Nanjing’s finless porpoises have been much in the news of late; their numbers on a steady rise and them featured extensively in last week’s Yangtze Culture Forum held in our own fine City. But bizarrely, they also have to thank pollution for part of their fame.

That was the takeaway to emerge on 26 November, when the Yangtze Finless Porpoise Science & Education Centre organised over 20 students to carry out its “Smiling Angel” action.

The Yangtze River finless porpoise is called a “smiling angel” on account of its perpetual grin. But what of the connection to environmental pollution? For that, we need refer to Nanjing Sembcorp Water Co. Ltd., that was handed, after almost endless legal deliberation, fines totalling ¥520 million in 2019.

That particular company was found to have, between 2014 to 2017, illegally  discharged 280,000 cubic metres of high-concentration wastewater, over 4,300 tonnes of sludge and 54 tonnes of hazardous waste, into the Yangtze River. 

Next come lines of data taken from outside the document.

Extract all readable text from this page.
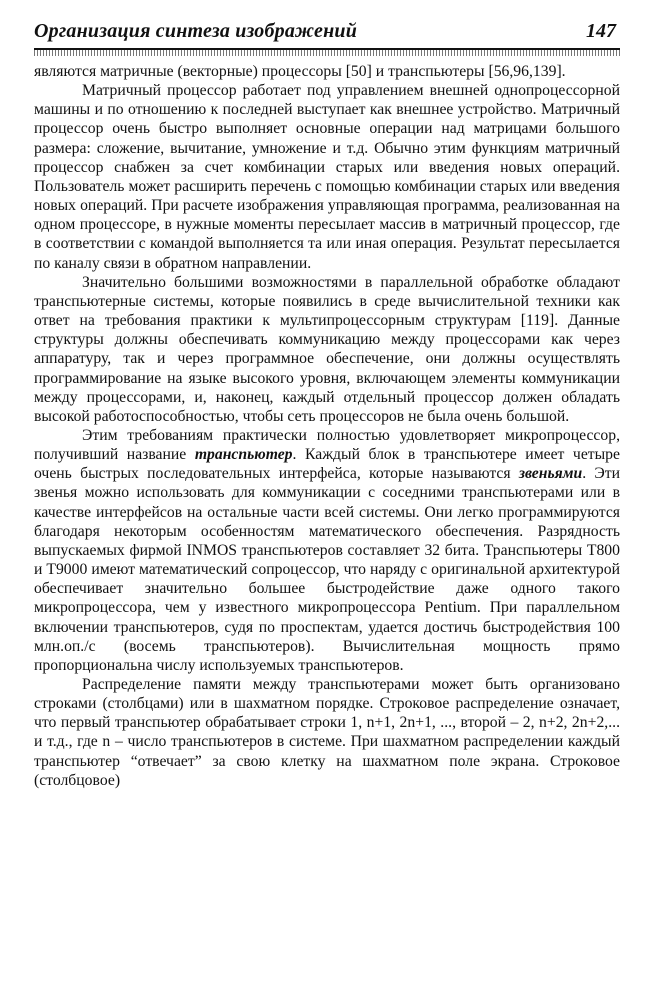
Организация синтеза изображений	147

являются матричные (векторные) процессоры [50] и транспьютеры [56,96,139].

Матричный процессор работает под управлением внешней однопроцессорной машины и по отношению к последней выступает как внешнее устройство. Матричный процессор очень быстро выполняет основные операции над матрицами большого размера: сложение, вычитание, умножение и т.д. Обычно этим функциям матричный процессор снабжен за счет комбинации старых или введения новых операций. Пользователь может расширить перечень с помощью комбинации старых или введения новых операций. При расчете изображения управляющая программа, реализованная на одном процессоре, в нужные моменты пересылает массив в матричный процессор, где в соответствии с командой выполняется та или иная операция. Результат пересылается по каналу связи в обратном направлении.

Значительно большими возможностями в параллельной обработке обладают транспьютерные системы, которые появились в среде вычислительной техники как ответ на требования практики к мультипроцессорным структурам [119]. Данные структуры должны обеспечивать коммуникацию между процессорами как через аппаратуру, так и через программное обеспечение, они должны осуществлять программирование на языке высокого уровня, включающем элементы коммуникации между процессорами, и, наконец, каждый отдельный процессор должен обладать высокой работоспособностью, чтобы сеть процессоров не была очень большой.

Этим требованиям практически полностью удовлетворяет микропроцессор, получивший название транспьютер. Каждый блок в транспьютере имеет четыре очень быстрых последовательных интерфейса, которые называются звеньями. Эти звенья можно использовать для коммуникации с соседними транспьютерами или в качестве интерфейсов на остальные части всей системы. Они легко программируются благодаря некоторым особенностям математического обеспечения. Разрядность выпускаемых фирмой INMOS транспьютеров составляет 32 бита. Транспьютеры Т800 и Т9000 имеют математический сопроцессор, что наряду с оригинальной архитектурой обеспечивает значительно большее быстродействие даже одного такого микропроцессора, чем у известного микропроцессора Pentium. При параллельном включении транспьютеров, судя по проспектам, удается достичь быстродействия 100 млн.оп./с (восемь транспьютеров). Вычислительная мощность прямо пропорциональна числу используемых транспьютеров.

Распределение памяти между транспьютерами может быть организовано строками (столбцами) или в шахматном порядке. Строковое распределение означает, что первый транспьютер обрабатывает строки 1, n+1, 2n+1, ..., второй – 2, n+2, 2n+2,... и т.д., где n – число транспьютеров в системе. При шахматном распределении каждый транспьютер “отвечает” за свою клетку на шахматном поле экрана. Строковое (столбцовое)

Going back and forward between courts in both Nanjing’s Gulou and Xuanwu districts, Sembcorp’s General Manager, surnamed Zheng, and 12 others, were convicted of committing environmental-pollution crimes and sentenced to fixed-term imprisonments ranging from 1-6 years.

We often hear of such cases and this publication has reported on many thereof. But much less well known is the answer to the basic question; what happens to all the money?

That’s where the specific wording in the verdict comes in. In addition to enormous amounts in compensation, the Xuanwu Court decreed that there be a penalty imposed of “¥233 million [to be put to use] in investment in alternative-restoration projects”. 

It therefore came to be that such monies played an active role in the construction of the Yangtze Finless Porpoise Science & Education Centre, as Nanjing Daily reports.

The irony is of course not lost; that it take the mindless and wonton destruction of our ecology to assist in bringing one of the Yangtze’s most-beloved inhabitants back from the brink of extinction.